In one of these evolutions more sudden and violent than the rest the pole snapped off in the futchells!

Here was a predicament! Half-way down one of the ugliest hills in England, with a resolute frightened team and a broken pole. Nothing for it but to put them along and keep them galloping. The broken pole bobbing and dancing along at the end of the chains helped me materially to do this. The leaders finding the bars at the end of the whippletree all gone mad, took the hint and went off as hard as they could lay legs to the ground. My only care was to keep them straight, and the pace so good as to prevent the coach getting upon the lock, in which case we must have gone over.

It was a fearful moment, and never in all my coaching experience have I passed through such a crisis.

“Let ’em have it!” cries Jack Everett.

“Nothing but the pace can save us!” cries Fred North, the guard.

She rocked, they galloped, we shouted to encourage them. Fortunately they were very evenly matched in pace. If there had been one shirk it must have been fatal.

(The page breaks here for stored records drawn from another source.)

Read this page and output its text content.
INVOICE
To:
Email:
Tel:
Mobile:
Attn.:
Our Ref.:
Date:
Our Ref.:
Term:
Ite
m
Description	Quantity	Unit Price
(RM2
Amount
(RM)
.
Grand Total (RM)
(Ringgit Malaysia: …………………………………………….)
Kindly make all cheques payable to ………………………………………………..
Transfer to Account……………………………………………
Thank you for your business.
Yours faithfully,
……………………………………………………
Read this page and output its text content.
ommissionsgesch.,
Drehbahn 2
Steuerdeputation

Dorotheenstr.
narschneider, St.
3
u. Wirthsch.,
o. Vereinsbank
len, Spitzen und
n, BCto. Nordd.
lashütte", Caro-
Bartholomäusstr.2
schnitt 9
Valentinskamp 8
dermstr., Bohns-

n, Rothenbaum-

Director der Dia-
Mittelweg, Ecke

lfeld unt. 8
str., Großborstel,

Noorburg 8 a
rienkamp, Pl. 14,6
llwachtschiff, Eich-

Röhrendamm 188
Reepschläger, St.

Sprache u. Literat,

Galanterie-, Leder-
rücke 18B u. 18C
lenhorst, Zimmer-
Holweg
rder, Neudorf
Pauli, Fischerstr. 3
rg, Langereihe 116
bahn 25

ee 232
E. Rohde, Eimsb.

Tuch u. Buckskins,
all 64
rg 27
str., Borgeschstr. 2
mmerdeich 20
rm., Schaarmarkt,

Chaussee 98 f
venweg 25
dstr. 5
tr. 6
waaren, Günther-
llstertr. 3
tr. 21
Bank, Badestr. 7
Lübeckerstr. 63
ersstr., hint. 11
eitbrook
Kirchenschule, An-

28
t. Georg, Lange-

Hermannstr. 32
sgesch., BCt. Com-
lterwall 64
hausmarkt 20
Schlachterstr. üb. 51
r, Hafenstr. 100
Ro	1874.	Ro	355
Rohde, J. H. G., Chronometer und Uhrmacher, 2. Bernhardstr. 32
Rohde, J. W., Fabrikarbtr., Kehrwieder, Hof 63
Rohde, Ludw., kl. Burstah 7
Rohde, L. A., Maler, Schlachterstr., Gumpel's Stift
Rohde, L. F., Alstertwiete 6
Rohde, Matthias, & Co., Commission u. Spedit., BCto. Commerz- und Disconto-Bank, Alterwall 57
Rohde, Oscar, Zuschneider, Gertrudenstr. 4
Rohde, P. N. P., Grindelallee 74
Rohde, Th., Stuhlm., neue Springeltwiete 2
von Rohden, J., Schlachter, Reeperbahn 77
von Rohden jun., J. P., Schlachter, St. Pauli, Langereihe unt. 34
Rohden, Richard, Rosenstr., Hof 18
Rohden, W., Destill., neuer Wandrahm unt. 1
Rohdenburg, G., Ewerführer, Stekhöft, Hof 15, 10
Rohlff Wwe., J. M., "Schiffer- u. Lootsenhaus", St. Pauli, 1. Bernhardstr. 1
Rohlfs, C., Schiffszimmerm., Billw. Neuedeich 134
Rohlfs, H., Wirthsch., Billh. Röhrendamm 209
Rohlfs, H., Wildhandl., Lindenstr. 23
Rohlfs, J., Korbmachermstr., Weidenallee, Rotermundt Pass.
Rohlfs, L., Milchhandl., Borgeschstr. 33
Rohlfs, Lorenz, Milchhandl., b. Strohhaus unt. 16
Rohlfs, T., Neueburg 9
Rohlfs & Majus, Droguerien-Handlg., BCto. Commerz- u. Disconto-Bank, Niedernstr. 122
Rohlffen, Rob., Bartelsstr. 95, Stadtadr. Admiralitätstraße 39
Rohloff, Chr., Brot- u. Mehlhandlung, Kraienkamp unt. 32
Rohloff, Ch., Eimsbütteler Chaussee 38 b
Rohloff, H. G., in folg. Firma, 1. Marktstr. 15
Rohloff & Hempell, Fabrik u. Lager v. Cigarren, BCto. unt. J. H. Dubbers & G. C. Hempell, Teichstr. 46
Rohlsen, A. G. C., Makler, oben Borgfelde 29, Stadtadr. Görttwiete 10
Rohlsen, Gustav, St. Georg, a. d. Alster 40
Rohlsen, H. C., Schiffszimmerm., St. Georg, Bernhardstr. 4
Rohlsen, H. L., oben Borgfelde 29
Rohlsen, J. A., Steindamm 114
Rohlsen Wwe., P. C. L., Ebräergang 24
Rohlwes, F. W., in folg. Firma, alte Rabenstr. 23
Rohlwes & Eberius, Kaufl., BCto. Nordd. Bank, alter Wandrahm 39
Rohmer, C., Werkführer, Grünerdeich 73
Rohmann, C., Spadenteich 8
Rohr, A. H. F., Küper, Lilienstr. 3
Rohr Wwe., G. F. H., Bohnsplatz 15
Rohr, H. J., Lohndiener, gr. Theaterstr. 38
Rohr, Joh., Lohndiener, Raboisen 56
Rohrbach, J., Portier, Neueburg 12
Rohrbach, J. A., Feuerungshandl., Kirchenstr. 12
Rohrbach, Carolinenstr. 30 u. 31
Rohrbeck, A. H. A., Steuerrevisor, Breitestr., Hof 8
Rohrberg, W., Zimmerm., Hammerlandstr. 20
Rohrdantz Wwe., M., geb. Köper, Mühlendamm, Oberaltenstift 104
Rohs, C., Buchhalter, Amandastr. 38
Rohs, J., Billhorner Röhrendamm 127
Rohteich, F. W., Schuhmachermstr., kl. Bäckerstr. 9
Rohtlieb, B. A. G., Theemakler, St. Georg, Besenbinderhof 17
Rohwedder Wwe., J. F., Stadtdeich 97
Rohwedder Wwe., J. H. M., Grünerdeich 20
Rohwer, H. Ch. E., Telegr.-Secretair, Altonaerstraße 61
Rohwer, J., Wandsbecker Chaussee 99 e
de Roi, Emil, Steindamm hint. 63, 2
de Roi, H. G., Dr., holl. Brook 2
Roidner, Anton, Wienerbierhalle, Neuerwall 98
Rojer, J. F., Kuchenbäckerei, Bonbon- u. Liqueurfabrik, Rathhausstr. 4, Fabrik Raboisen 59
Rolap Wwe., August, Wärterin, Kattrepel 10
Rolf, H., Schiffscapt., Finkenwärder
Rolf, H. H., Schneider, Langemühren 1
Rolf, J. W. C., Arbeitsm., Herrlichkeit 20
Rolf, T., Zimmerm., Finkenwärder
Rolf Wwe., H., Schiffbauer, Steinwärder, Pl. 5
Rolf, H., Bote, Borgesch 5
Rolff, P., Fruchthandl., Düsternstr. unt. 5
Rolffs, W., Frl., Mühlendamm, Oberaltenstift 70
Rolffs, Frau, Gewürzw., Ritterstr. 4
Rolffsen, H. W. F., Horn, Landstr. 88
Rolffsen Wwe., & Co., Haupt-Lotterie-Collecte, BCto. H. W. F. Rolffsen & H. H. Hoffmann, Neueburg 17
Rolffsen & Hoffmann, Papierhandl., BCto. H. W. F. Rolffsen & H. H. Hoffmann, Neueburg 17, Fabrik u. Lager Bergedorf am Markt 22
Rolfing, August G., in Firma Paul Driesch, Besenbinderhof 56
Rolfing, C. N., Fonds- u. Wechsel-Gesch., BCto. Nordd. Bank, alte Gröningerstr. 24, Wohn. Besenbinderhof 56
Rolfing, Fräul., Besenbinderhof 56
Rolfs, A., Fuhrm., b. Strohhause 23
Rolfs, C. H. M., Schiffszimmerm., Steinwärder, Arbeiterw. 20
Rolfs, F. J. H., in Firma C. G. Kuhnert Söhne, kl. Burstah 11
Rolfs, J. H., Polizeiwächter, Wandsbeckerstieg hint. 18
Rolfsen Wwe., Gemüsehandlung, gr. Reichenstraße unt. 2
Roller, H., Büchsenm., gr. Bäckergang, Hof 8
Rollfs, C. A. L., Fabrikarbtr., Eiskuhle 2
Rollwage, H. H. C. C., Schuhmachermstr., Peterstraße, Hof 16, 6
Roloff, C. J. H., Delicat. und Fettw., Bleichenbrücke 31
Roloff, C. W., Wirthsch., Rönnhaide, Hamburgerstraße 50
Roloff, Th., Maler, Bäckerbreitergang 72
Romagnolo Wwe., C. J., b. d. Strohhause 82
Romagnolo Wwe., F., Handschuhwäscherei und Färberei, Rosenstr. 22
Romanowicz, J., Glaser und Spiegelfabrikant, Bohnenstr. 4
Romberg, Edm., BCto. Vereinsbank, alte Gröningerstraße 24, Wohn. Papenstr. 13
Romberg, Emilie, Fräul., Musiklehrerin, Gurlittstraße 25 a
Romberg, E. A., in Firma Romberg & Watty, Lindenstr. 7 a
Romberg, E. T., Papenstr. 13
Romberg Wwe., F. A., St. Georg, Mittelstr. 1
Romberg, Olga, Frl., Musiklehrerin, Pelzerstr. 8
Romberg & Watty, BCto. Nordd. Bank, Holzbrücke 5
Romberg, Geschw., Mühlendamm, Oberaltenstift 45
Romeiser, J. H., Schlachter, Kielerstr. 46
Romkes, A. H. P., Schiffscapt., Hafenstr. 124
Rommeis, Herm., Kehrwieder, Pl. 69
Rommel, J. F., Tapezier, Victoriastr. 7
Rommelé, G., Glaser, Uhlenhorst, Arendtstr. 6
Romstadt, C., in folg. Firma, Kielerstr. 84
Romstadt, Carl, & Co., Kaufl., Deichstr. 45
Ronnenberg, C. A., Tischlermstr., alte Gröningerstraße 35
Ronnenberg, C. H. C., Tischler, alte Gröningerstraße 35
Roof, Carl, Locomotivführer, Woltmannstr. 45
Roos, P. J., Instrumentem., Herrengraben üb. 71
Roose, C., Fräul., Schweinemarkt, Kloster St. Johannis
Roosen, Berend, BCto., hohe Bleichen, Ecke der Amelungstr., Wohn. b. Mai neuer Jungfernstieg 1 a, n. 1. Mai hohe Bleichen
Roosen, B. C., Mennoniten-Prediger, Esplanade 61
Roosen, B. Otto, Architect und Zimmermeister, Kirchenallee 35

Providence protected us on this occasion, and I had the good fortune to keep the pace up till we got upon a level, and then gradually stopped her, and, by way of a finale, we had a rattling good kicking match before we could get the wheelers away from the coach.

I have been in many coach accidents, some of which, I regret to say, have been much more serious in their results, but I always consider that our lives were in greater jeopardy for the four or five minutes after that pole snapped than during any other epoch of my life.

Rarely, if ever, has there been a similar accident upon a plain open road. Poles are often snapped by inexperienced coachmen getting upon the lock in attempting to turn without room, and trusting to the strength of the pole to drag the coach across the road.